Tomemos como exemplo o caso do professor e sua escrita. A articulação que esse personagem desenvolve entre a prática do magistério (a performance da sala de aula) e a produção ensaística (“o ensaio como exercício da escrita”) parece definir, em muitos casos, a forma do ensaio erigida por este personagem – o ensaísta, profissão: professor. Sobre essa relação intrínseca entre o exercício do magistério e a produção ensaística, ouçamos Sílvia Claro. Ao ensaiar acerca da sincronia entre “o ensaio e a aula“ na obra de Antonio Candido, ela diz:

O ensaio falado da sala de aula enseja o ensaio escrito, impresso, definitivo, cristalizado, mas ainda sempre marcado pela ebulição no laboratório da classe. O ouvinte atento da palestra é parâmetro palpável do leitor afastado, longe da vista.


Se o ouvinte presente é “parâmetro” para o futuro leitor e o ensaio pode ser lido como “exercício da escrita”, a aula (e seus elementos) não poderia ser acionada como exercício da forma ensaística? Essa forma é justamente o objeto de cobrança de parte da crítica literária ao ler o ensaio como “produto híbrido”, desprovido de uma tradição formal.

Esta “hibridez” e a descrença desse “produto” enquanto gênero são os elementos ressaltados por Adorno na leitura que ele faz de “O ensaio como forma”. Publicado na década de 50, o texto adorniano tece intertexto com, dentre outros, Nietzsche, Max Bense e Lukács – leitor do ensaio como “forma artística”, e demonstra o elegante exercício da escrita operado pelo pensador da Escola de Frankfurt.

Adorno interpreta o ensaio como “um protesto” contra o sistema de pensamento cartesiano. Sua escrita detona a “intuição intelectual” de Kant e a “transcendência da linguagem” oriunda de Heiddegger, sem remeter sequer às duas principais fontes da tradição ensaística: Montaigne (França) e Bacon (Inglaterra).

E para justificar a discriminação sofrida pelo ensaio naquele contexto, o autor diz da impossibilidade de prescrever “o âmbito” da “competência” ensaística. Acerca do gênero em questão diz Adorno:

Ao invés de executar algo científico ou produzir algo artístico, o seu esforço ainda espelha a disponibilidade infantil, que, sem escrúpulos, se entusiasma com aquilo que outros já fizeram.


Impossibilitado de “executar” algo nos domínios da ciência ou da arte, o gênero ensaístico, na visão ressaltada por Adorno, “espelha” sua falta de maturidade.

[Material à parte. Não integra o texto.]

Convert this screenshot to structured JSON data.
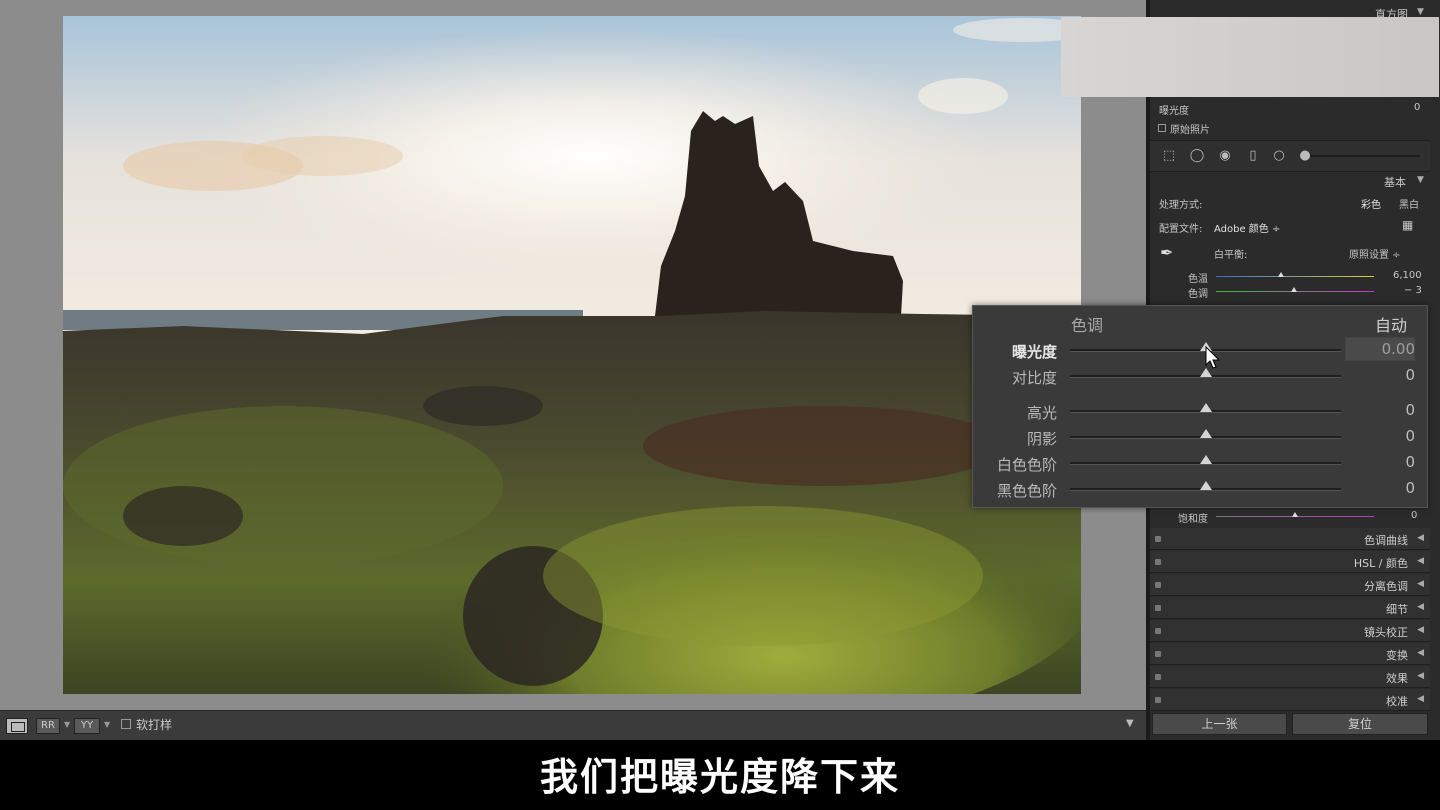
{
  "panel": {
    "histogram_label": "直方图",
    "exposure_readout_label": "曝光度",
    "exposure_readout_value": "0",
    "original_photo_label": "原始照片",
    "basic_label": "基本",
    "treatment_label": "处理方式:",
    "treatment_color": "彩色",
    "treatment_bw": "黑白",
    "profile_label": "配置文件:",
    "profile_value": "Adobe 颜色 ÷",
    "wb_label": "白平衡:",
    "wb_value": "原照设置 ÷",
    "temp_label": "色温",
    "temp_value": "6,100",
    "tint_label": "色调",
    "tint_value": "− 3",
    "saturation_label": "饱和度",
    "saturation_value": "0",
    "sections": [
      {
        "label": "色调曲线"
      },
      {
        "label": "HSL / 颜色"
      },
      {
        "label": "分离色调"
      },
      {
        "label": "细节"
      },
      {
        "label": "镜头校正"
      },
      {
        "label": "变换"
      },
      {
        "label": "效果"
      },
      {
        "label": "校准"
      }
    ],
    "prev_button": "上一张",
    "reset_button": "复位"
  },
  "tone": {
    "title": "色调",
    "auto_label": "自动",
    "sliders": [
      {
        "label": "曝光度",
        "value": "0.00",
        "level": 0.5
      },
      {
        "label": "对比度",
        "value": "0",
        "level": 0.5
      },
      {
        "label": "高光",
        "value": "0",
        "level": 0.5
      },
      {
        "label": "阴影",
        "value": "0",
        "level": 0.5
      },
      {
        "label": "白色色阶",
        "value": "0",
        "level": 0.5
      },
      {
        "label": "黑色色阶",
        "value": "0",
        "level": 0.5
      }
    ]
  },
  "toolbar": {
    "compare_label": "RR",
    "survey_label": "YY",
    "softproof_label": "软打样"
  },
  "subtitle": "我们把曝光度降下来"
}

De quantos olhares diferentes constitui-se a modernidade! Não seria exagero referir-se à falta de “escrúpulos” no caso de alguém criar algo a partir de outrem ou entusiasmar-se com os feitos de uma outra voz?


A leitura intertextual e, às vezes, até os procedimentos da cópia, da citação e da simulação operados por Benjamin, Barthes, Borges e/ou Bakhtin, na modernidade, prescreve no diálogo com o outro – a tradição – uma das possibilidades de re-leitura do texto, do contexto, do próprio cânone literário.

Nessas releituras, Borges – leitor do diário, do sonho e da enciclopédia como gêneros literários – é exímio. Exemplar disso é o seu “Pierre Menard, autor del Quijote”, texto de Ficciones (1941). Neste conto de cunho eminentemente ensaístico, Borges cria um “rol de escritos” que ele define como “um diagrama” da “história mental” de Pierre Menard, seu personagem. Autor do século XX, Menard tenta reescrever o Quixote com as mesmas palavras de Cervantes – um escritor do século XVII. Claro que a empreitada consegue outros intentos, mas Borges evidencia sua crença de que é possível atribuir um mesmo texto a diferentes autores em contextos diferenciados.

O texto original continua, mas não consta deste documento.